Нет, не я. Стихи.
И я подхватила:
— Я его не запру безжалостно, крыльев не искалечу. Улетаешь? Лети, пожалуйста… Знаешь, как отпразднуем встречу!
Последнюю фразу мы сказали хором. Он улыбался. И я почему-то тоже улыбалась.
Игорь никогда не рассказывал, что у него было с той невестой. А я не спрашивала. Позже, гораздо позже, он сказал, что с того момента, как мы с ним хором шептали то стихотворение, всё изменилось — остальные девушки отошли на второй план, а я… я осталась.
Со мной тоже что-то происходило. Рядом с ним я чувствовала себя цельной. Так, будто этих лет без Олега не существовало. Или будто бы он не умирал вовсе. Глупо, конечно… Но когда Игоря не было рядом, я вновь превращалась в ненужную, никчёмную Полину, разбитую на тысячу осколков, а с ним, с его поддержкой, с его улыбкой, под взглядом его тёплых тёмных глаз, я чувствовала, что живу.
Странно, правда?
Я вновь начала писать — рассказы, сказки, стихи, даже романы. Это произошло не сразу, а уже после нашей свадьбы, но тем не менее. С Игорем я заново училась жить, так, как когда-то училась ходить. Я постоянно оступалась и падала, но он верил в меня… почему-то. Всегда верил, с того самого вечера, когда я отчего-то вспомнила то старое стихотворение.
…И весну ещё наколдует, и память перелистает, и встретиться нас заставит, и ещё меня на рассвете губы твои разбудят…
Увижу ли я тебя ещё когда-нибудь, единственный мой?
***
— Линн…
Кто-то нежно гладил меня по щеке, стирая слёзы.
— Линн…
Я открыла глаза. Рым. Смотрит с тревогой.
— Почему ты плачешь?
А что ещё я могу делать, когда мне снились те, кого я никогда не увижу? Хотя о встрече с Игорем я продолжала мечтать, но вот Олег… да, лучше не думать.
И это после замечательного во всех смыслах вечера возле костра — мы решили никуда не ходить на ночь глядя и расположились неподалёку от Оракула, благо место тихое и безопасное, — когда Рым с Тором по очереди рассказывали различные байки из собственного детства. Только вот я всё время вспоминала о том, что мне привиделось на Тропе, да и по лицам своих спутников было понятно, что и они не могут выбросить из головы собственные видения и страхи.
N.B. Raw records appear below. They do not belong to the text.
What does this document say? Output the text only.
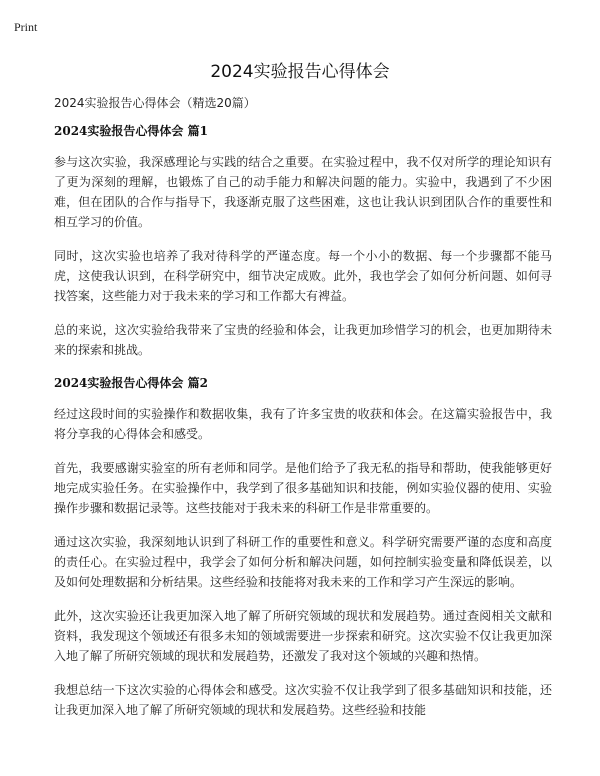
Print
2024实验报告心得体会

2024实验报告心得体会（精选20篇）

2024实验报告心得体会 篇1

参与这次实验，我深感理论与实践的结合之重要。在实验过程中，我不仅对所学的理论知识有了更为深刻的理解，也锻炼了自己的动手能力和解决问题的能力。实验中，我遇到了不少困难，但在团队的合作与指导下，我逐渐克服了这些困难，这也让我认识到团队合作的重要性和相互学习的价值。

同时，这次实验也培养了我对待科学的严谨态度。每一个小小的数据、每一个步骤都不能马虎，这使我认识到，在科学研究中，细节决定成败。此外，我也学会了如何分析问题、如何寻找答案，这些能力对于我未来的学习和工作都大有裨益。

总的来说，这次实验给我带来了宝贵的经验和体会，让我更加珍惜学习的机会，也更加期待未来的探索和挑战。

2024实验报告心得体会 篇2

经过这段时间的实验操作和数据收集，我有了许多宝贵的收获和体会。在这篇实验报告中，我将分享我的心得体会和感受。

首先，我要感谢实验室的所有老师和同学。是他们给予了我无私的指导和帮助，使我能够更好地完成实验任务。在实验操作中，我学到了很多基础知识和技能，例如实验仪器的使用、实验操作步骤和数据记录等。这些技能对于我未来的科研工作是非常重要的。

通过这次实验，我深刻地认识到了科研工作的重要性和意义。科学研究需要严谨的态度和高度的责任心。在实验过程中，我学会了如何分析和解决问题，如何控制实验变量和降低误差，以及如何处理数据和分析结果。这些经验和技能将对我未来的工作和学习产生深远的影响。

此外，这次实验还让我更加深入地了解了所研究领域的现状和发展趋势。通过查阅相关文献和资料，我发现这个领域还有很多未知的领域需要进一步探索和研究。这次实验不仅让我更加深入地了解了所研究领域的现状和发展趋势，还激发了我对这个领域的兴趣和热情。

我想总结一下这次实验的心得体会和感受。这次实验不仅让我学到了很多基础知识和技能，还让我更加深入地了解了所研究领域的现状和发展趋势。这些经验和技能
До сумасшествия Оракул никого из нас не довёл, но вот из колеи явно выбил.
Весь этот вечер я не знала, что лучше — смотреть на Рыма или отводить глаза. Потому что в его зрачках я видела отнюдь не тот огонь, на который он смотрел, а тот, в котором сгорели когда-то его близкие. И я… Боже! Знать о том, что сама, своими руками…
То, что видел на Тропе гном, я тоже догадывалась, пусть и не знала точно. Изгой, не такой, как все, гонимый с рождения, Тор пересмотрел, наверное, целую кучу воспоминаний из своего нелёгкого детства, когда его дразнили, обижали и били. Ну а как же — гном, не умеющий обращаться с железом, предпочитающий дерево! Ведь он же гном, а не друид. Так его, собственно, и дразнили — друидом, лешим, пнём и дубом. Впрочем, это были самые безобидные прозвища.
В чём-то Тор был похож на Милли — она тоже с самого рождения была чужой для собственного народа, и, пусть в гноме не было магии, он ощущал эту чуждость не меньше, чем сама эльфийка.
Принять самого себя, даже вопреки мнению других, вопреки словам родственников, невзирая на насмешки, грубость, синяки и шишки. Понять, что как бы ты ни старался, не можешь изменить собственную суть, если только руки себе отрубишь. Но и тогда не сотрёшь из памяти того, кем родился и был все эти годы. Точнее, кем ты НЕ был. Таким, как все, понятным, привычным, правильным.
Для гнома уйти от своего народа — тяжёлое решение. Решение, которое тлеет в груди не один год, обдумывается, прокручивается в голове, взвешивается и оценивается. Но Тор всё-таки был уверен, что поступил правильно. Я знала это, видела по его глазам. Он ещё не подозревал, что будет дальше, как сложится его судьба, найдёт ли он место в столице Эрамира, но в любом случае оно точно было не там, у гномов, которые презирали Тора просто за то, что он был другим. Всего лишь любил дерево вместо железа. Какая странная и глупая причина, не находите? Но для гномов это было важно. История, традиции, условности, устои.